29. The device of claim 15, wherein the aerosol generator is selected from the group consisting of a metered dose inhaler, a dry powder inhaler, a liquid spray device, a capillary aerosol generator, a condensational aerosol generator, a jet nebulizer, and an ultrasonic nebulizer.

30. The device of claim 29, wherein the aerosol generator provides a bolus of aerosol.

31. The device of claim 30, wherein the bolus of aerosol is an intermittent bolus of aerosol.

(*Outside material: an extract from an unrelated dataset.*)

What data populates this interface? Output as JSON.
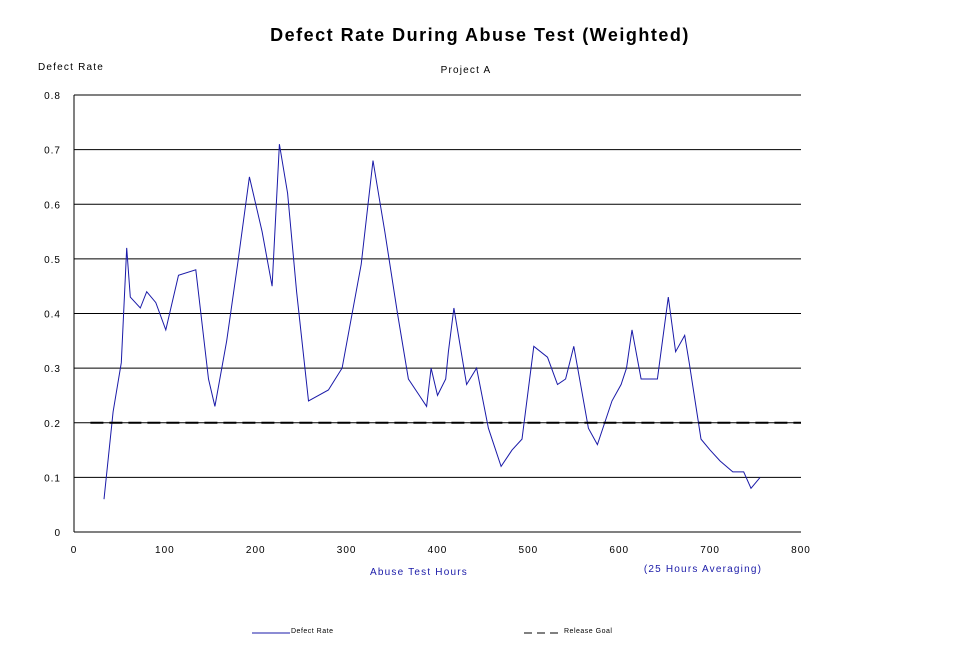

32. Use of a therapeutic agent and an excipient for treating diseases, wherein the therapeutic agent and the excipient are delivered from a generator to form particles or droplets delivered in an aerosol to targeted nasal tissue along a nasal passageway in a patient, the particle or droplets having an initial momentum to minimize deposition of the particles or droplets in a first region of a respiratory tract away from the targeted nasal tissue, and

wherein the particles or droplets increase in diameter when exposed to relative humidity in a portion of the nasal passageway, and

wherein the increased diameter of the particle or droplets enhances deposition of the particles in the targeted nasal tissue, and

wherein the targeted nasal tissue comprises the nasal turbinates and/or sinus cavities of the nasal passageway.

33. The use of the therapeutic agent and the excipient as in claim 32, wherein the therapeutic agent is selected from the group consisting of agents for the treatment of asthma and other respiratory disorders, anesthesia agents, nucleic acid molecules, anti-pain agents, anti-inflammation agents, anti-depressants and other mood altering drugs, anti-viral agents, anti-bacterial agents, anti-fungal agents, anti-cancer agents, hormones, benzodiazepines and calcitonin.

34. The use of the therapeutic agent and the excipient as in claim 32, wherein the ratio of the increased diameter to the initial diameter ranges from about 2 to about 20.

35. A method of providing one or more agents to a posterior region of a subject's nose, comprising the steps of:

generating an aerosol comprising a plurality of particles or droplets containing said one or more agents and optionally one or more excipients, said particles or droplets having a diameter ranging from 1 μm to 8 μm upon generation, and said particles or droplets having a property of hygroscopic growth when exposed to a humid environment;

delivering said aerosol to said subject's respiratory tract at a predetermined air flow rate, said delivering being performed for a period sufficient to at least partially fill one or more of said subject's nasal cavity, pharynx, larynx, and trachea, said particles or droplets experiencing hygroscopic growth due to exposure to relative humidity in one or more of said subject's nasal cavity, pharynx, larynx, and trachea; and

after said period, having said subject exhale through said subject's nose, said exhalation causing a majority of said particles or droplets to deposit in said posterior region of said subject's nose.

36. The method of claim 35, wherein the predetermined flow rate is front about 1 to 30 liters per minute.